There is also a relatively small post-period event that fits the same quality-of-growth question. After the balance-sheet date, the general meeting of Neto Melinda approved raising the regular-kosher poultry purchase cap from Tal Hal Yiska to up to 95% of annual regular-kosher poultry purchases, with no other change to the marketing agreement terms. When the quarter relies on high volume and customer credit, this kind of procurement concentration is not just a side note. In upcoming reports, the question is whether it supports availability and sales, or increases dependence on one supplier's terms.

Conclusions

The first quarter strengthens the view that the commercial business works, but it does not replace proof of quality. The company sold much more, preserved operational continuity during a complex security period, and increased profit attributable to parent shareholders. Against that, gross margin eroded, operating profit fell, and working capital again absorbed cash. The current conclusion is that the quarter is strong on volume and weaker on quality.

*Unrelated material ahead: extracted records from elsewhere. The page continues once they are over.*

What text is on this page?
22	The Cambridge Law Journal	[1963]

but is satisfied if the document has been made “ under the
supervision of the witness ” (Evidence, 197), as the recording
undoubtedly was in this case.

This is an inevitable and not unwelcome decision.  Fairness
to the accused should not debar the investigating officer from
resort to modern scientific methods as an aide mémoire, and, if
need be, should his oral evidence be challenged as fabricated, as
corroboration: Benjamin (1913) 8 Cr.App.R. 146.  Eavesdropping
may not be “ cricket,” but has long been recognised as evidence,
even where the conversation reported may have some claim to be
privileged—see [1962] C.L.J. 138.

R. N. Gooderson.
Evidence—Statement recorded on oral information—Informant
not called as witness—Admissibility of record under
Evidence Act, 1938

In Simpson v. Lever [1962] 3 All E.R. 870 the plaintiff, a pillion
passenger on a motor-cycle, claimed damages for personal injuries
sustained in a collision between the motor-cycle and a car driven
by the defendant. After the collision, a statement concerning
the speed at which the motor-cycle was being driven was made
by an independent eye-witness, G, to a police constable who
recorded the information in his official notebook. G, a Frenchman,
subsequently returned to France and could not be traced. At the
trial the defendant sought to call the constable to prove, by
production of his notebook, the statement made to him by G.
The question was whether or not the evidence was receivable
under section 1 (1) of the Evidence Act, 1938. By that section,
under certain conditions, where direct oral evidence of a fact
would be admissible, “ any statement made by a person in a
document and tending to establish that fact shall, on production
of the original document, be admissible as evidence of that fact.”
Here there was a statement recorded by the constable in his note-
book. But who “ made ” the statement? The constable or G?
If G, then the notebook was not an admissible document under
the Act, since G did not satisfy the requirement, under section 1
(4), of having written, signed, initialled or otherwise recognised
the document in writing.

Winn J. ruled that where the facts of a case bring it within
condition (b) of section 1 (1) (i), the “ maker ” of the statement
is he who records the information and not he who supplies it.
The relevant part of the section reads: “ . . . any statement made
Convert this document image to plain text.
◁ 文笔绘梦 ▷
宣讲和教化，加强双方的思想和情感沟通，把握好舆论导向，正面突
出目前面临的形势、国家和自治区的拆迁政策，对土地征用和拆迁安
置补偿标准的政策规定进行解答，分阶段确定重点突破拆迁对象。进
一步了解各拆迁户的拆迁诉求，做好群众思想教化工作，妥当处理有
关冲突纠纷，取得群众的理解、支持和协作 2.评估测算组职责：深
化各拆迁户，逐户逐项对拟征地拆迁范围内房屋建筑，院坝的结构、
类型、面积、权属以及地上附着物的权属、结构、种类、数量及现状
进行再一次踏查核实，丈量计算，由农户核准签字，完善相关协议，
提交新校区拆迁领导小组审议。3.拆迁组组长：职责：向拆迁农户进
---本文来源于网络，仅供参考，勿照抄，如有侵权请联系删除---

The next proof points are clear: lower receivables after Passover, gross margin moving back toward the 2025 level, continued control over short-term bank credit, and a better cash route to the parent-shareholder layer. The counter-thesis is that the first quarter simply captured Passover sales and customer credit before collection, so much of the negative cash flow may reverse in the second quarter. That is possible. But until collections show up in cash and imports return to a higher margin, the market is likely to measure the company less by the pace of sales and more by profit quality and post-holiday cash conversion.